Uses for Chunky Applesauce:
  • On toast or biscuit
  • Topping for Cheesecake
  • For quick apple crisp
  • Mix in oatmeal or yogurt
  • Over ice cream
  • As a natural dessert for kids
  • As a side dish
  • Use as a garnish for pork or chicken
  • Use in apple danishes or other desserts
  • Give as gifts

Farm fresh organic apples


I used three or four different recipes from cookbooks I have and other recipes found on the internet and came up with a version of my own. I used the newest Ball Blue Book for the recommended canning method.

Tips:

If you're using mostly sweet apples you can cut back on the sugar.
The Vanilla adds an extra wonderful nuance to the recipe
We "heart" apples
The butter is to help stop the mixture from foaming
You can increase or decrease the cinnamon to desired taste
Make sure to use a good quality all natural apple juice for the best flavor
I gave "dozen" as the measurement for apples, ours were organic small to medium apples
1 pound of apples is approximately 4 small apples


Homemade Chunky Applesauce

About 4 to 5 dozen various apples
1 cup all natural apple juice (I use Mott's)
2 tablespoons lemon juice
2 cups brown sugar
1 cup white sugar 
1 1/2 tablespoons cinnamon
1/2 teaspoon butter flavoring (optional)
1 teaspoon vanilla
1 tablespoon real butter (to keep it from foaming)


Peel apples


Wash, peel and core the apples.  Cut each apple into 8 slices.
Combine all ingredient in a large stock pot, stirring gently and mixing well. 
Cook over medium heat bringing mixture to a low boil. 
A low boil is when a small bubble or two will pop up to the surface every second or two.


Mix all ingredients in a large stock pot

Reduce heat and simmer until apples are somewhat soft.  
Using a potato masher, smash about half of the apples in the mixture or until desired consistency.  
I like lots of chunks of apples left in my applesauce! 

To Freeze:
When Chunky Applesauce is completely cool, pack into airtight freezer containers.  Leave a 1-inch headspace and freeze.  Frozen applesauce can be stored for a year at 0 degrees Fahrenheit. 


A spoonful of steaming simmering yummy Chunky Applesauce!


To Can:
Wash and sterilize pint canning jars.
Prepare hot water bath canner.
Ladle hot applesauce into hot jar, leaving 1/2 inch headspace. 


      

Remove any air bubbles.  Clean the jar rim and attach the 2 piece lid, but just until fingertip tight.
Place filled jar in the prepared water canner. Repeat until all jars are filled.
Make sure the water in the canner covers the jars by at least 1 inch.
Once canner is full, bring water to a rolling boil and process pints for 20 minutes. 

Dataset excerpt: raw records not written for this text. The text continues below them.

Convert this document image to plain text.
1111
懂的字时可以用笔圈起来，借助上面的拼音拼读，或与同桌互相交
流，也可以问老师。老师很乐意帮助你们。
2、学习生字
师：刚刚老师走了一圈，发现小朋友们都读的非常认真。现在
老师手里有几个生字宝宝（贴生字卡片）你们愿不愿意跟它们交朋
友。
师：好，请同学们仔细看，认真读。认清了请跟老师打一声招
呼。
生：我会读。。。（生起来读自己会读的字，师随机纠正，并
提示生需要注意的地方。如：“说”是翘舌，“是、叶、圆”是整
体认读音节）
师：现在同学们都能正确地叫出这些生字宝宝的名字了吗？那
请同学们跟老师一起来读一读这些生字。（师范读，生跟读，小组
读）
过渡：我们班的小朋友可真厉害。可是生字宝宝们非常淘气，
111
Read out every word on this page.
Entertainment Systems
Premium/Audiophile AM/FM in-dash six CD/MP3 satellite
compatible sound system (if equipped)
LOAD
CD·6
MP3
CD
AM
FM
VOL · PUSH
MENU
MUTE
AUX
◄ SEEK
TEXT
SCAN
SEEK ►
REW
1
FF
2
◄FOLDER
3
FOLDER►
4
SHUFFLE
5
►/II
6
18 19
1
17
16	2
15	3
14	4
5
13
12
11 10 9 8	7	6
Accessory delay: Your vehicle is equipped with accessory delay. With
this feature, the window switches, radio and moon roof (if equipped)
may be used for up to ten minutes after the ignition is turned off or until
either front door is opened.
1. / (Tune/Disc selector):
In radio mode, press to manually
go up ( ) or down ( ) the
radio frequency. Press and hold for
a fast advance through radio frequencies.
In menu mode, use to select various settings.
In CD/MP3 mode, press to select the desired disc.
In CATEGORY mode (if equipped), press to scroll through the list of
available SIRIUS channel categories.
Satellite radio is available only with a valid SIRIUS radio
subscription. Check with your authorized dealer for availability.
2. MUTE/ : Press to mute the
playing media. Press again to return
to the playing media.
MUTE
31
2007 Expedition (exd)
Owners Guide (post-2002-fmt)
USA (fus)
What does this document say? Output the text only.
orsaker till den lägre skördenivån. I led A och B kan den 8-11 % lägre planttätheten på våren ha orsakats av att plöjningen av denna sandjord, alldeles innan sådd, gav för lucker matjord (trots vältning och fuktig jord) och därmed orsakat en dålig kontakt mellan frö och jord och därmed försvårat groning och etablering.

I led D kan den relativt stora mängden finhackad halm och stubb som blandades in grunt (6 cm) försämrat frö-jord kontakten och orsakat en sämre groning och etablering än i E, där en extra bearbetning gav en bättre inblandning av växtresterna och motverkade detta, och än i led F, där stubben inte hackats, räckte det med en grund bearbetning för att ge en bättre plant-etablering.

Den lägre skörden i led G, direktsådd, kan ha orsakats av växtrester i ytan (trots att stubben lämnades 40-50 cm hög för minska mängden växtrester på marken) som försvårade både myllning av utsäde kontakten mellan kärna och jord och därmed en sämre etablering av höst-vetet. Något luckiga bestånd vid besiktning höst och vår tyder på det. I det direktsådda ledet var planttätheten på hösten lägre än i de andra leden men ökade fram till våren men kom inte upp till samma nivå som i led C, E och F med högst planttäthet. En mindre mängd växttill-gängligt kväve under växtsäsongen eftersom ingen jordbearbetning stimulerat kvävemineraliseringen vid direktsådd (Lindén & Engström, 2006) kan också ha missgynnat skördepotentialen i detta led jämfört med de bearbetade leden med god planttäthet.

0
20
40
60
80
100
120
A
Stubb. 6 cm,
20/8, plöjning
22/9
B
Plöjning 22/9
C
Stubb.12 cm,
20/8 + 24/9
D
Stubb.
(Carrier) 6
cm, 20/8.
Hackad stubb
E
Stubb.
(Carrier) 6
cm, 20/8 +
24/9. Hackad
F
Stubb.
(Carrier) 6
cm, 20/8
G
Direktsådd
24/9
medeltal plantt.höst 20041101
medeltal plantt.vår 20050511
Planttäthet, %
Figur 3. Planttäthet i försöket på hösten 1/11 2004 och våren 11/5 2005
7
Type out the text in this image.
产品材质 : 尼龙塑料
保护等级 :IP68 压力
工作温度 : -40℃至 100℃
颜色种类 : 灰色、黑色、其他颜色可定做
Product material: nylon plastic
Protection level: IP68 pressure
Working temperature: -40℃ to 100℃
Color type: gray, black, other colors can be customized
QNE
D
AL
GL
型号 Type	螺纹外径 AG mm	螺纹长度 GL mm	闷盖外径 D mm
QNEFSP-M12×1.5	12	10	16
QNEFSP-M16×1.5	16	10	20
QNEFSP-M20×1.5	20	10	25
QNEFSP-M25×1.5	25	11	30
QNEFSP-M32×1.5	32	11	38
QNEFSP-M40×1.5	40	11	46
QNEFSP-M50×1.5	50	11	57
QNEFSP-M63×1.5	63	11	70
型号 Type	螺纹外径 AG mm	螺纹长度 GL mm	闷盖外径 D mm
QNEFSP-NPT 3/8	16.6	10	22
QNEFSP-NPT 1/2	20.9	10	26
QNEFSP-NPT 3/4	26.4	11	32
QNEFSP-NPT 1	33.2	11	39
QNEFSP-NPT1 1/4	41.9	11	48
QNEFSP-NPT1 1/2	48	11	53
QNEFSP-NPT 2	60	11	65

Turn off heat and remove jars.  Do Not Tighten Lids!
Let cool for at least 12 or up to 24 hours before disturbing.
Test seals, wipe jars, label and then store in a cool dark location. 




I finally have my Halloween decorations down from our Fall Party and I'm now busy making a Thanksgiving dinner menu and shopping list. Yikes,  Fall is going by so fast!!